Crossposted from the Workforce Freedom Initiative blog.
The U.S. Supreme Court has issued another decision that observers of labor policy have been anticipating almost as much as last week’s ruling in Noel Canning. The Court’s decision in Harris v. Quinn delivered a considerable defeat to the Service Employees International Union (SEIU) and other unions that have sought to expand their membership rolls and, more importantly, their bank accounts, by implementing dues-skimming schemes in several states.
The dubious history of this case dates back to the era of disgraced former Illinois Governor Rod Blagojevich, who was one of the early adopters of a cynical ploy to funnel money from workers to labor unions. Back in 2003, he issued an executive order that purported to make private personal care assistants state employees and force them into a relationship with the SEIU, which would allegedly “represent” them.
The scheme was relatively simple: the government simply declared that these home care providers who perform services to Medicaid patients were state employees, and as such, they had to join the union and pay dues to it. Those who opted out of union membership using their rights under Supreme Court precedents still had to pay fees to the union, albeit for essentially nothing in return. Of course, the same executive order simultaneously stated “the State does not hire, supervise or terminate the personal assistants.” In other words, they were state employees for one purpose only: joining the union.

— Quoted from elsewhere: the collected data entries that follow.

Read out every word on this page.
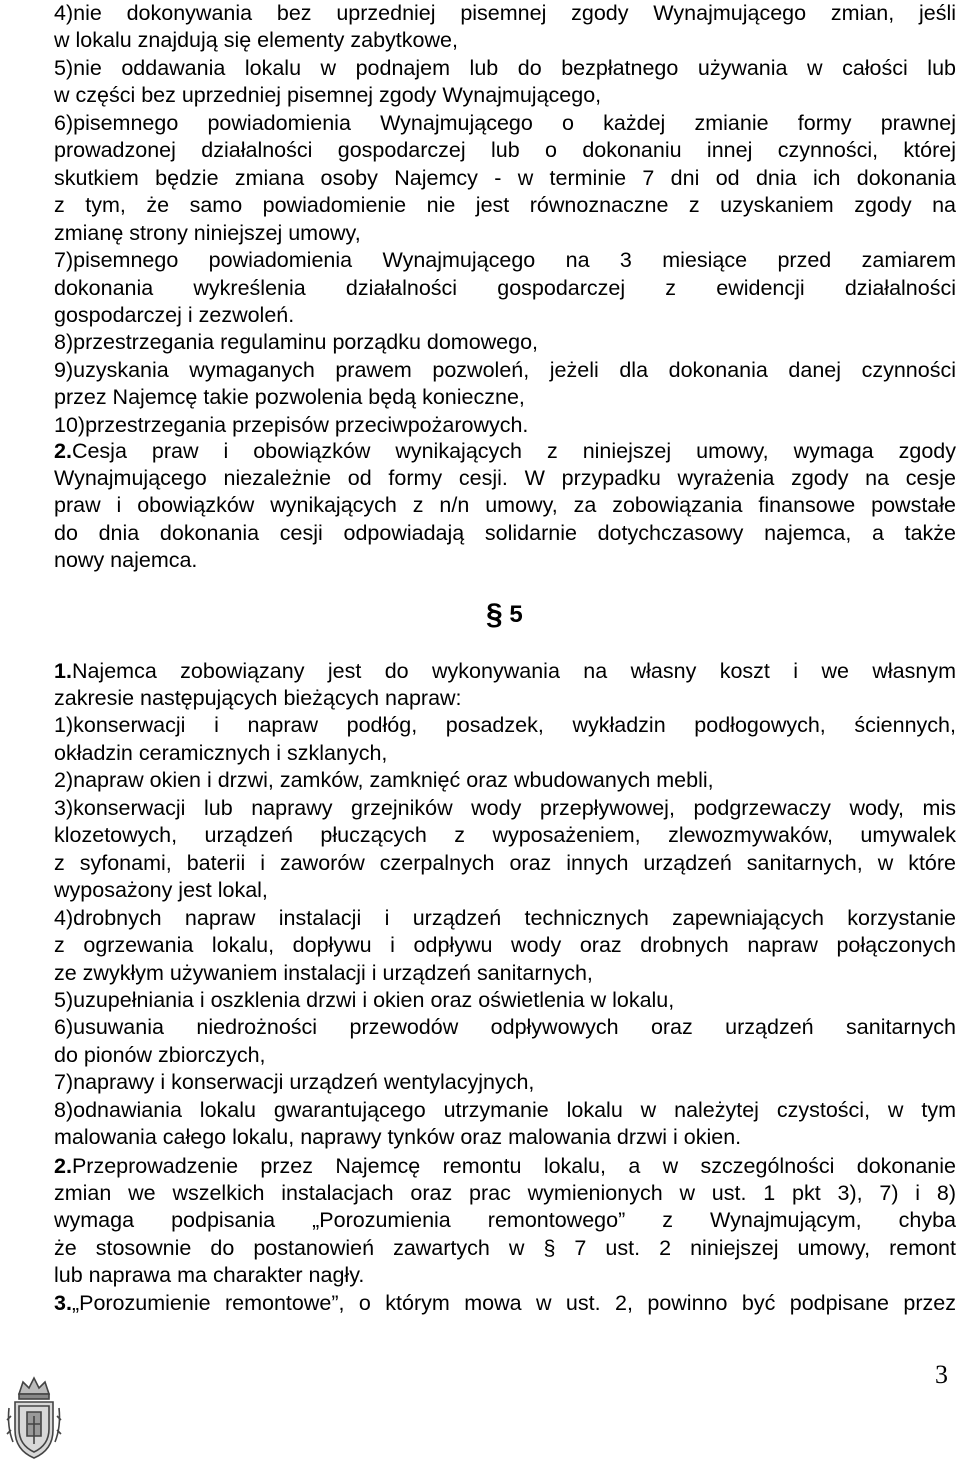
4)nie dokonywania bez uprzedniej pisemnej zgody Wynajmującego zmian, jeśli
w lokalu znajdują się elementy zabytkowe,
5)nie oddawania lokalu w podnajem lub do bezpłatnego używania w całości lub
w części bez uprzedniej pisemnej zgody Wynajmującego,
6)pisemnego powiadomienia Wynajmującego o każdej zmianie formy prawnej
prowadzonej działalności gospodarczej lub o dokonaniu innej czynności, której
skutkiem będzie zmiana osoby Najemcy - w terminie 7 dni od dnia ich dokonania
z tym, że samo powiadomienie nie jest równoznaczne z uzyskaniem zgody na
zmianę strony niniejszej umowy,
7)pisemnego powiadomienia Wynajmującego na 3 miesiące przed zamiarem
dokonania wykreślenia działalności gospodarczej z ewidencji działalności
gospodarczej i zezwoleń.
8)przestrzegania regulaminu porządku domowego,
9)uzyskania wymaganych prawem pozwoleń, jeżeli dla dokonania danej czynności
przez Najemcę takie pozwolenia będą konieczne,
10)przestrzegania przepisów przeciwpożarowych.
2.Cesja praw i obowiązków wynikających z niniejszej umowy, wymaga zgody
Wynajmującego niezależnie od formy cesji. W przypadku wyrażenia zgody na cesje
praw i obowiązków wynikających z n/n umowy, za zobowiązania finansowe powstałe
do dnia dokonania cesji odpowiadają solidarnie dotychczasowy najemca, a także
nowy najemca.
§ 5
1.Najemca zobowiązany jest do wykonywania na własny koszt i we własnym
zakresie następujących bieżących napraw:
1)konserwacji i napraw podłóg, posadzek, wykładzin podłogowych, ściennych,
okładzin ceramicznych i szklanych,
2)napraw okien i drzwi, zamków, zamknięć oraz wbudowanych mebli,
3)konserwacji lub naprawy grzejników wody przepływowej, podgrzewaczy wody, mis
klozetowych, urządzeń płuczących z wyposażeniem, zlewozmywaków, umywalek
z syfonami, baterii i zaworów czerpalnych oraz innych urządzeń sanitarnych, w które
wyposażony jest lokal,
4)drobnych napraw instalacji i urządzeń technicznych zapewniających korzystanie
z ogrzewania lokalu, dopływu i odpływu wody oraz drobnych napraw połączonych
ze zwykłym używaniem instalacji i urządzeń sanitarnych,
5)uzupełniania i oszklenia drzwi i okien oraz oświetlenia w lokalu,
6)usuwania niedrożności przewodów odpływowych oraz urządzeń sanitarnych
do pionów zbiorczych,
7)naprawy i konserwacji urządzeń wentylacyjnych,
8)odnawiania lokalu gwarantującego utrzymanie lokalu w należytej czystości, w tym
malowania całego lokalu, naprawy tynków oraz malowania drzwi i okien.
2.Przeprowadzenie przez Najemcę remontu lokalu, a w szczególności dokonanie
zmian we wszelkich instalacjach oraz prac wymienionych w ust. 1 pkt 3), 7) i 8)
wymaga podpisania „Porozumienia remontowego” z Wynajmującym, chyba
że stosownie do postanowień zawartych w § 7 ust. 2 niniejszej umowy, remont
lub naprawa ma charakter nagły.
3.„Porozumienie remontowe”, o którym mowa w ust. 2, powinno być podpisane przez
3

In the case decided today, the plaintiff, Pamela Harris, receives state subsidies through the Medicaid program to care for her son, who has a rare genetic disorder. Ms. Harris objected to paying mandatory fees to a union with whom she has no relationship, and many similarly-situated individuals also have questioned the legitimacy of this scheme. The situation ultimately prompted various lawsuits in Illinois and elsewhere to end organized labor’s systematic wage theft program.
This blog has covered the issue for quite some time (see, e.g., here, here, and here), and Harris’ case has generated significant interest in the world of labor policy. Unions feared that the Supreme Court would overturn a relevant precedent called Abood v. Detroit Board of Education, in which the Court ruled that actual public employees could be forced to pay union fees even if they are not members, albeit not for political expenses.
The Court today twice called Abood “questionable,” but it did not go so far as to reverse it. Nevertheless, the decision in Harris v. Quinn puts an end to this particular type of program involving individuals with no meaningful employment relationship with the state government. In the ten states that have adopted this type of dues-skimming scheme, it will mean that the flow of funds to unions could be reduced by millions. That in turn means less money for unions to spend on political campaigns to elect sympathetic politicians who concoct unholy alliances such as the one at issue here.
All told, while today’s Court decision might be bad news to organized labor and their political allies, it is long-awaited good news for home care aides and others who objected to a forced relationship with unions that do not speak for them.